Tuesday, September 30, 2008

My name is Elder Capel and I'd like to almost burn your house down.

When I was nineteen I served a mission for the Mormon church in Toronto, Canada. I was there for two years knocking on doors and talking to people on the subway.

I spent most of my time in the city, which I was grateful for. I loved how multi-cultural it was. Every door we knocked on was answered by someone of a different nationality or religion. And surprisingly we were met with very little hostility. The only people that didn't like us were Jews, Muslims, Buddhists, Hindus, Catholics, Jehovah's Witnesses, Lutherans, Methodists, Evangelicals, Pentecostals, Baptists, Anabaptists, Presbyterians, Anglicans, Congregationalists, Christadelphians, Eastern Orthodoxes, Western Orthodoxes, Chinese Orthodoxes, the Religious Society of Friends, Pagans, Puritans, Rastafarian's, Scientologists, Wiccans, Amish...es?, Atheists, Agnostics and various African diasporic religions. But other than that.

I loved how every culture had it's own smell. I got pretty good at telling them apart because the door that was being slammed in my face also carried with it a burst of air from the inside of their apartment into my nostrils. East Indian apartments were my favorite. Thinking of that curry-and-body-odor smell hitting me square in the face still makes my eyes water. (seriously, it stings.)

After serving in the city for a little over a year I was finally transferred to a smaller town about three hours northeast of Toronto called Kingston. I had two companions and one of them was coming to the end of his two years. Missionaries have a tradition where every six months they burn part of a suit. The first six months you'd burn a tie. The second six months, a tie and a shirt. The third, a tie, shirt and pants and at the end you'd burn a whole suit.

I'd been in my new area for maybe a month when my companion, for the sake of embarrassment we'll call him Elder Aaron Fluhman (because that was his name), decided he wanted to burn a suit. So one really really hot, dry summer day we set out to find the perfect spot. Now I'm no eagle scout, but if there's one thing I remember from all those camp outs it's that if you want to set something on fire, find an area with lots of tall, dry grass. Preferably near a lot of really expensive houses, in case you have to go to the bathroom. Oh, and the wind needs to be blowing toward those houses. Here are some examples of what I'm talking about:


I like the amount of grass here, but where are
all the houses?

Getting warmer. Note the light poles in the backgroud.
A sure sign houses are nearby.


That's more like it. Perfect conditions and more than
enough fire to burn a suit.


If you want to be extra cautious/lame, make sure there's a water source nearby and bring a tiny bucket with you. (like you'll need it)

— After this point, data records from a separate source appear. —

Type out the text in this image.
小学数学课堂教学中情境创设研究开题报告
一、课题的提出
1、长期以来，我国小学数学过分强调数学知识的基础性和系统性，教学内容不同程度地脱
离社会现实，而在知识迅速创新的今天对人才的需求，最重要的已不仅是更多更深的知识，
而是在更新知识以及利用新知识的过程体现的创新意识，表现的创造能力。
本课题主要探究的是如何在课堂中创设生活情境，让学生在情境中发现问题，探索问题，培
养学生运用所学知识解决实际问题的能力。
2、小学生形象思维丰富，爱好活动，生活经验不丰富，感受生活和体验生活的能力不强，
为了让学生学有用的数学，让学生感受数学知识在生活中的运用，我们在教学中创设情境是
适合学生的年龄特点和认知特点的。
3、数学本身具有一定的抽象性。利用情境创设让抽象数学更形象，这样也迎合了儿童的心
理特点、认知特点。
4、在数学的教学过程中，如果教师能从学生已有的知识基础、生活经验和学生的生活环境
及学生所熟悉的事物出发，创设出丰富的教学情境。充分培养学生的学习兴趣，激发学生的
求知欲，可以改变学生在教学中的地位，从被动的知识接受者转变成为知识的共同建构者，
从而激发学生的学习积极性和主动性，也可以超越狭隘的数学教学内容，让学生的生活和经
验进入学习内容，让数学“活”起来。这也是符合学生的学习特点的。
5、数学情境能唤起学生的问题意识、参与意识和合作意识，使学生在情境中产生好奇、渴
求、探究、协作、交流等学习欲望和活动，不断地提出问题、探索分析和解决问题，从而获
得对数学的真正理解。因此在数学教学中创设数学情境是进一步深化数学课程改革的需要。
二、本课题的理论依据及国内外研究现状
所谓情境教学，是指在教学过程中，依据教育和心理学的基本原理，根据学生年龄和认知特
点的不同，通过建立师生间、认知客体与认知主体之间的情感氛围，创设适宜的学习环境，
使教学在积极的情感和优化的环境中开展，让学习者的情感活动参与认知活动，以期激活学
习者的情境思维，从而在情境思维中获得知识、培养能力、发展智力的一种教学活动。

After ten minutes or so of driving around we found a spot just like the one I described above. It was perfect, so my companion hung his suit on a tree branch and wasted no time hosing it down with lighter fluid and setting it on fire. We each took a picture standing next to it and afterwards stood there watching it burn.

I don't remember which of us was the first to notice but after a few minutes it was clear that we had made a mistake. The tree the flaming suit was hanging from was on fire. (don't ask me how that happened, okay. I'm not a rocket scientist.) From there the fire spread to the grass and the wind carried it toward the surrounding houses. We tried filling the tiny bucket we brought with us at the nearby pond and it helped a little but we knew we needed to call the authorities. Our bucket was just too tiny.

We ran to the nearest house and told them to call the fire department or the Mounties or a lumberjack or whoever takes care of fires in Canada. By now the whole neighborhood had gathered along the street to marvel at the inferno. It was near the end of June so I thought it might be convincing if I started running around yelling, "HAPPY FOURTH OF JULY EVERYONE!" but I didn't have any of those little American flags to hand out. Plus I was in Canada.

To make a long story a little less long, the police and fire department showed up, (i was really hoping for a lumberjack) and put the fire out before it could do damage to any houses. We still had to take a ride with the police and give them our statements and the whole time all I could think was, "I hope they have Playstation in Canadian prison." But nobody pressed charges and by the end of the day everything was back to normal.

That night my companions and I drove home in silence, but I knew that we were all thinking the same thing. Next time, bring a bigger bucket. Lesson learned and no harm done.

3 comments:

Bethany said...

Keep the stories coming. I am in dire need of good entertainment...(the dish stopped working in the middle of The Office).

Lindsey Capel said...
This comment has been removed by the author.
Chris said...

luckily i never found out. but knowing canada they probably had something lame, like a Wii or Sega CD.